MPF diz que propina era 'modelo de negócio' e Dirceu levou R$ 1,7 milhão

Coletiva 30ª fase Operação Lava Jato (Foto: Adriana Justi/PF)
 (Foto: Adriana Justi/G1)
O procurador do Ministério Público Federal (MPF) Roberson Pozzobon afirmou em entrevista coletiva nesta terça-feira (24) que os pagamentos de propina em contratos com a Petrobras eram tidos por empresários como "modelo de negócio". O ex-ministro José Dirceu foi apontado como beneficário de parte da propina investigada na 30ª fase da Operação Lava Jato.

Foram presos preventivamente, isto é, sem prazo para sair, Eduardo Aparecido de Meira e Flávio Henrique de Oliveira Macedo. Eles eram sócios da Credencial, uma construtora de Sumaré (SP) apontada pelo MPF como empresa fachada, que servia como intermediária para pagamentos de propina aos beneficiários do esquema de corrupção.
RESUMO DA 30ª FASE
A operação foi chamada de "Vício", em referência às formas "viciadas" de contratação pelo estado.

– Objetivo: corrupção, organização criminosa e lavagem de ativos.
– Mandados judiciais: dois mandados de prisão preventiva, 28 de busca e apreensão (16, segundo o MPF) e nove de condução coercitiva
– Presos preventivos: Flávio Henrique de Oliveira e Eduardo Aparecido de Meira, donos da empresa Credencial.
– O que descobriu: uso de contratos fraudulentos com fornecedora de tubos que atingiram R$ 5 bilhões para pagamento de propina. Foram R$ 40 milhões em vantagem indevida.

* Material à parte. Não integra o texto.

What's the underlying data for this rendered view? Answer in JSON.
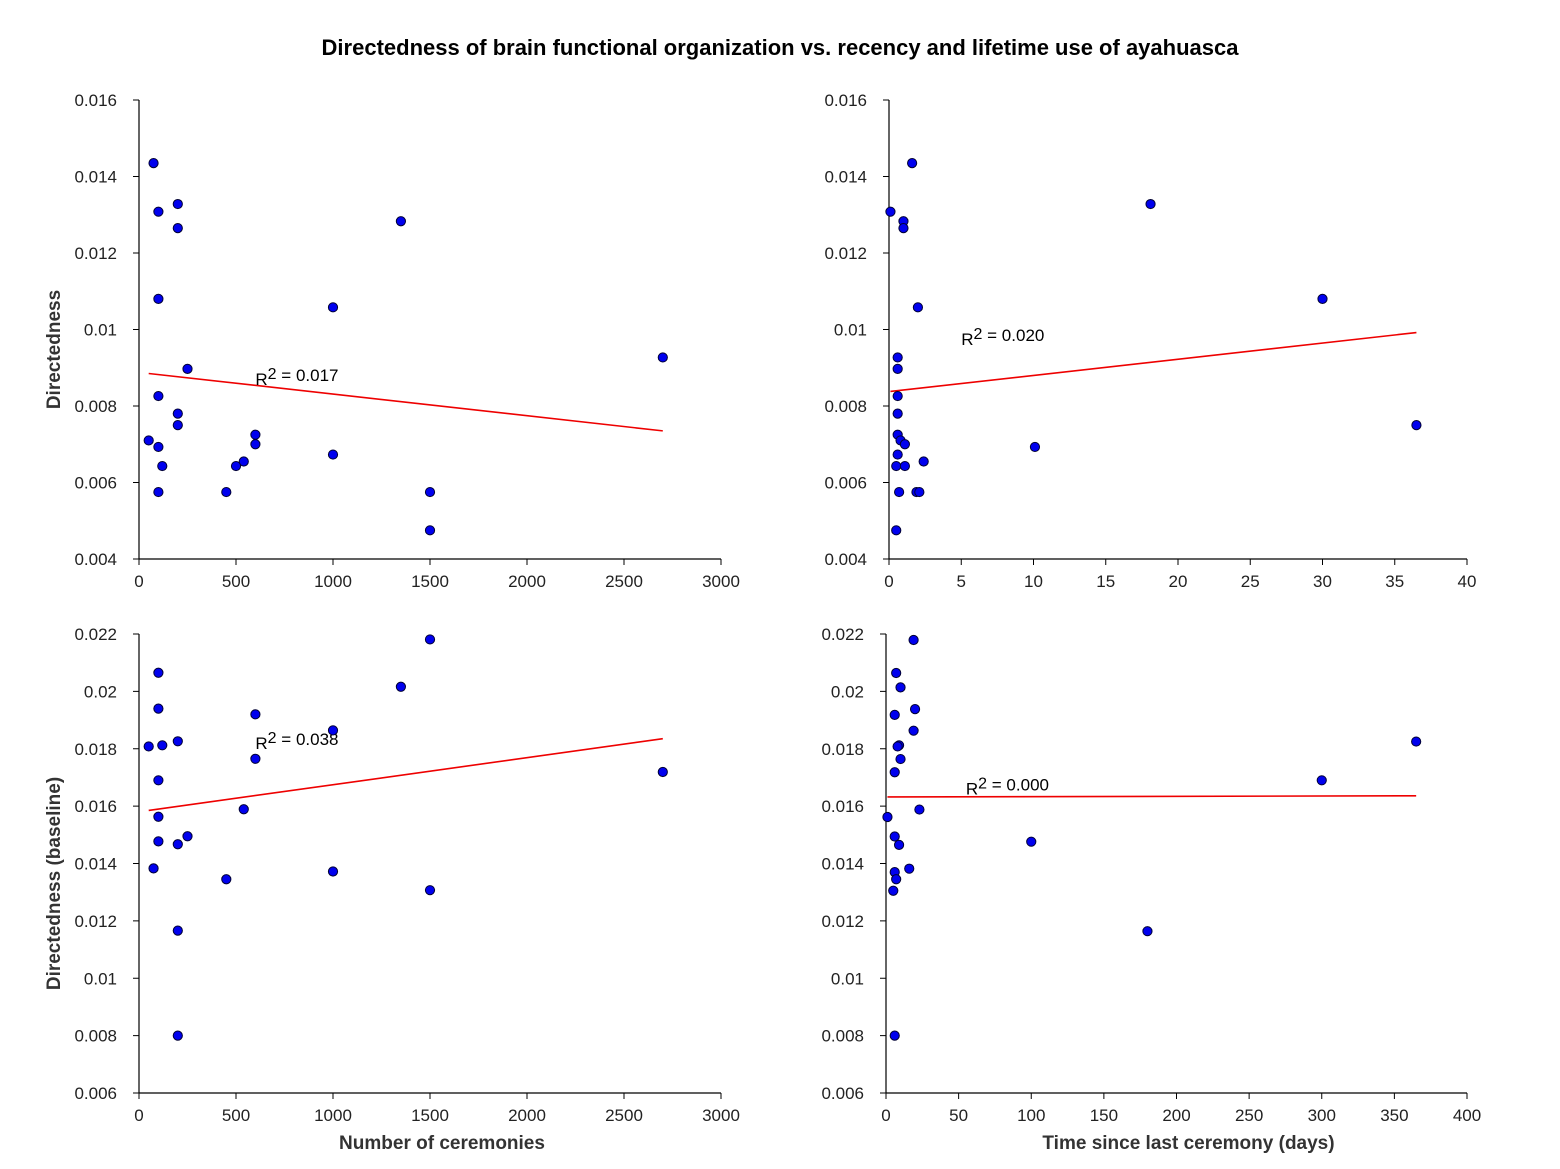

Além de Meira e Macedo, que já tinham mandado de prisão expedidos pelo juiz Sérgio Moro, a Polícia Federal (PF) prendeu ainda uma terceira pessoa que, incialmente, deveria ser apenas conduzida para prestar depoimento. Ele foi preso em flagrante por porte ilegal de arma, mas não teve o nome revelado pelos policiais.
Investigações
Conforme o MPF, as empresas fornecedoras de tubos Apolo Tubulars, que tem sede em Lorena (SP), e Confab procuraram diretores da Petrobras para oferecer pagamento de vantagens indevidas em troca de serem contratadas pela estatal. Os contratos celebrados pelas duas empresas somam mais de R$ 5 bilhões, o que resultou em pagamentos de propinas que passam de R$ 40 milhões.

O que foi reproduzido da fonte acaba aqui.